“Hey Miss, where you from? Are you a artist? We neva see yous like that up here. You are out of town, eh.” These words came from a curious young guest when I checked into the only motel in Kaikohe.
The 13-year-old girl was living there in emergency accommodation with her mother and five siblings in a room that normally sleeps three. They shared the motel’s kitchen and laundry. She didn’t go to school.
Our many connections and conversations over the next few days made me mindful of how those dire situations do not help the increasing numbers within the Corrections system.
I was in Kaikohe to attend the Arts in Corrections Northern Region Network hui organised by Arts Access Aotearoa. The hui was aimed at Corrections staff and volunteers, Community Corrections staff, artists and writers, academics, the arts community, and people in the wider community interested in arts and social justice.
The next three days at Northland Region Corrections Facility were jam-packed with theatre, music, yoga, presentations, tape art and discussion about using the arts as a vehicle to create lasting change and send prisoners home to their whānau and communities as better people.
There is much happening at the Northland facility, which is leading the way with its Shakespeare Behind Bars theatre programme. I first learned about this programme three years ago at the Arts in Corrections forum at Auckland University where American founder Curt Tofteland spoke about the impact of Shakespeare in prisons.
I was totally absorbed in how theatre in prisons overseas is used as a tool for change. Why aren’t we doing it here?

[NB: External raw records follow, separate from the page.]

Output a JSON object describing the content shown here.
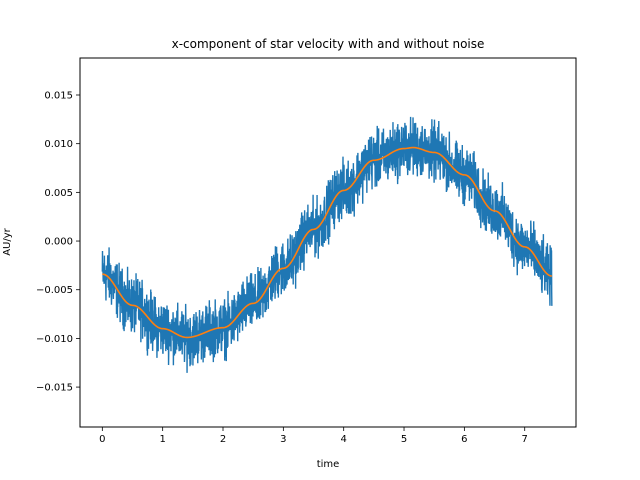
{
  "chart_data": {
    "type": "line",
    "title": "x-component of star velocity with and without noise",
    "xlabel": "time",
    "ylabel": "AU/yr",
    "xlim": [
      -0.37,
      7.85
    ],
    "ylim": [
      -0.0191,
      0.0188
    ],
    "x_ticks": [
      0,
      1,
      2,
      3,
      4,
      5,
      6,
      7
    ],
    "x_tick_labels": [
      "0",
      "1",
      "2",
      "3",
      "4",
      "5",
      "6",
      "7"
    ],
    "y_ticks": [
      -0.015,
      -0.01,
      -0.005,
      0.0,
      0.005,
      0.01,
      0.015
    ],
    "y_tick_labels": [
      "−0.015",
      "−0.010",
      "−0.005",
      "0.000",
      "0.005",
      "0.010",
      "0.015"
    ],
    "grid": false,
    "legend": "none",
    "series": [
      {
        "style": "noisy",
        "color": "#1f77b4",
        "description_of_values": "noisy signal around the clean curve",
        "x": [
          0.0,
          0.5,
          1.0,
          1.4,
          2.0,
          2.5,
          3.0,
          3.5,
          4.0,
          4.5,
          5.0,
          5.15,
          5.5,
          6.0,
          6.5,
          7.0,
          7.45
        ],
        "y_center": [
          -0.0034,
          -0.0066,
          -0.009,
          -0.0099,
          -0.0089,
          -0.0064,
          -0.0028,
          0.0012,
          0.0052,
          0.0083,
          0.0095,
          0.0096,
          0.0091,
          0.0068,
          0.0031,
          -0.0006,
          -0.0036
        ],
        "noise_amplitude": 0.0042
      },
      {
        "style": "clean",
        "color": "#ff7f0e",
        "x": [
          0.0,
          0.5,
          1.0,
          1.4,
          2.0,
          2.5,
          3.0,
          3.5,
          4.0,
          4.5,
          5.0,
          5.15,
          5.5,
          6.0,
          6.5,
          7.0,
          7.45
        ],
        "y": [
          -0.0034,
          -0.0066,
          -0.009,
          -0.0099,
          -0.0089,
          -0.0064,
          -0.0028,
          0.0012,
          0.0052,
          0.0083,
          0.0095,
          0.0096,
          0.0091,
          0.0068,
          0.0031,
          -0.0006,
          -0.0036
        ]
      }
    ]
  }
}
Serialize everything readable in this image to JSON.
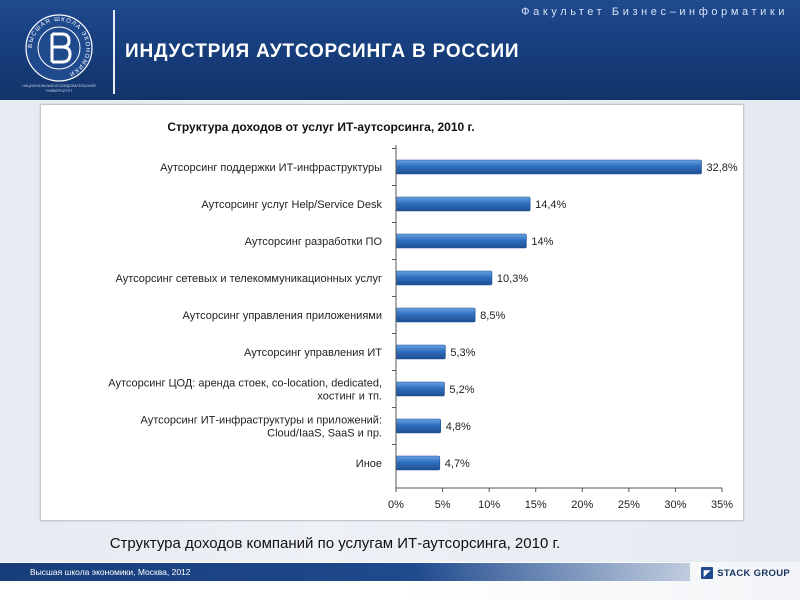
{
  "header": {
    "faculty": "Факультет Бизнес–информатики",
    "title": "ИНДУСТРИЯ АУТСОРСИНГА В РОССИИ",
    "logo_caption": "НАЦИОНАЛЬНЫЙ ИССЛЕДОВАТЕЛЬСКИЙ УНИВЕРСИТЕТ",
    "logo_ring_text": "ВЫСШАЯ ШКОЛА ЭКОНОМИКИ"
  },
  "caption": "Структура доходов компаний по услугам ИТ-аутсорсинга, 2010 г.",
  "footer": {
    "text": "Высшая школа экономики, Москва, 2012",
    "partner": "STACK GROUP"
  },
  "colors": {
    "bar": "#2f6fbf",
    "bar_light": "#6aa3e3",
    "header": "#1f4a8e"
  },
  "chart_data": {
    "type": "bar",
    "orientation": "horizontal",
    "title": "Структура доходов от услуг ИТ-аутсорсинга, 2010 г.",
    "categories": [
      [
        "Аутсорсинг поддержки ИТ-инфраструктуры"
      ],
      [
        "Аутсорсинг услуг Help/Service Desk"
      ],
      [
        "Аутсорсинг разработки ПО"
      ],
      [
        "Аутсорсинг сетевых и телекоммуникационных услуг"
      ],
      [
        "Аутсорсинг управления приложениями"
      ],
      [
        "Аутсорсинг управления ИТ"
      ],
      [
        "Аутсорсинг ЦОД: аренда стоек, co-location, dedicated,",
        "хостинг и тп."
      ],
      [
        "Аутсорсинг ИТ-инфраструктуры и приложений:",
        "Cloud/IaaS, SaaS и пр."
      ],
      [
        "Иное"
      ]
    ],
    "values": [
      32.8,
      14.4,
      14,
      10.3,
      8.5,
      5.3,
      5.2,
      4.8,
      4.7
    ],
    "value_labels": [
      "32,8%",
      "14,4%",
      "14%",
      "10,3%",
      "8,5%",
      "5,3%",
      "5,2%",
      "4,8%",
      "4,7%"
    ],
    "xlim": [
      0,
      35
    ],
    "xticks": [
      0,
      5,
      10,
      15,
      20,
      25,
      30,
      35
    ],
    "xtick_labels": [
      "0%",
      "5%",
      "10%",
      "15%",
      "20%",
      "25%",
      "30%",
      "35%"
    ],
    "xlabel": "",
    "ylabel": "",
    "grid": false,
    "legend": "none"
  }
}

I wondered.
Shakespeare Behind Bars programme
Later, I learned that Beth Hill, art tutor at Northland Region Corrections Facility, had put Curt’s programme into action and in fact, the prison was celebrating its second anniversary of its Shakespeare Behind Bars programme.
For those of us at the Network hui, the group performed in a Shakespearean way the story of the parting of Papatuanuku and Ranginui – a very powerful experience that earned the group a standing ovation.
We were fortunate to tour the prison and were told about the site’s cultural history. The prison is small in comparison to Waikeria Prison or Spring Hill Corrections Facility, is in a rural setting and has the constant smell of thermal activity at Nga Wha, near Kaikohe. The “life skills” delivered include sewing and cooking, visual arts, music, creative writing, theatre and yoga.
I had spent a lot of time putting together a PowerPoint presentation about creative projects at Waikeria Prison and Spring Hill Corrections Facility, including the current Waikeria Whakatauki Garden project.
At the hui, I spoke about the various projects I’ve been involved in over the past two years, as well as my tape art project at Hawkes Bay Regional Prison. Landscaping projects are not the norm in a prison environment and they created much interest from the prisoners attending the hui. The visual diaries supported my presentation and were well-viewed over the two days.
Potential of a roll of tape
Tape art was an entertaining way to end the first day. A group of about 15 – prisoners and staff – engaged in a tape art wall mural that told many stories. A challenge for the group was to make a three-dimensional image on a 1D surface using 1D material. With a little tuition, they soon grasped the potential of a roll of tape.
The gratitude circle that ended the hui was an open, honest recollection of learning over the previous two days. The prisoners spoke of inclusion, not exclusion.
Lawrence Ereatara, Principal Corrections Officer at Hawkes Bay Regional Prison, and a group of the men performed a haka to Beth Hill, Jacqui Moyes of Arts Access Aotearoa and Simon Tanner, Assistant Prison Director at Northland Region Corrections Facility – the three people responsible for the hui’s success.
However, the strength behind it all came from the prisoners who joined us. They were our teachers.
As Simon said, “Without collaboration nothing will change. This event needs to be locked in each year so we don’t lose sight of the power of great ideas – and making things happen.”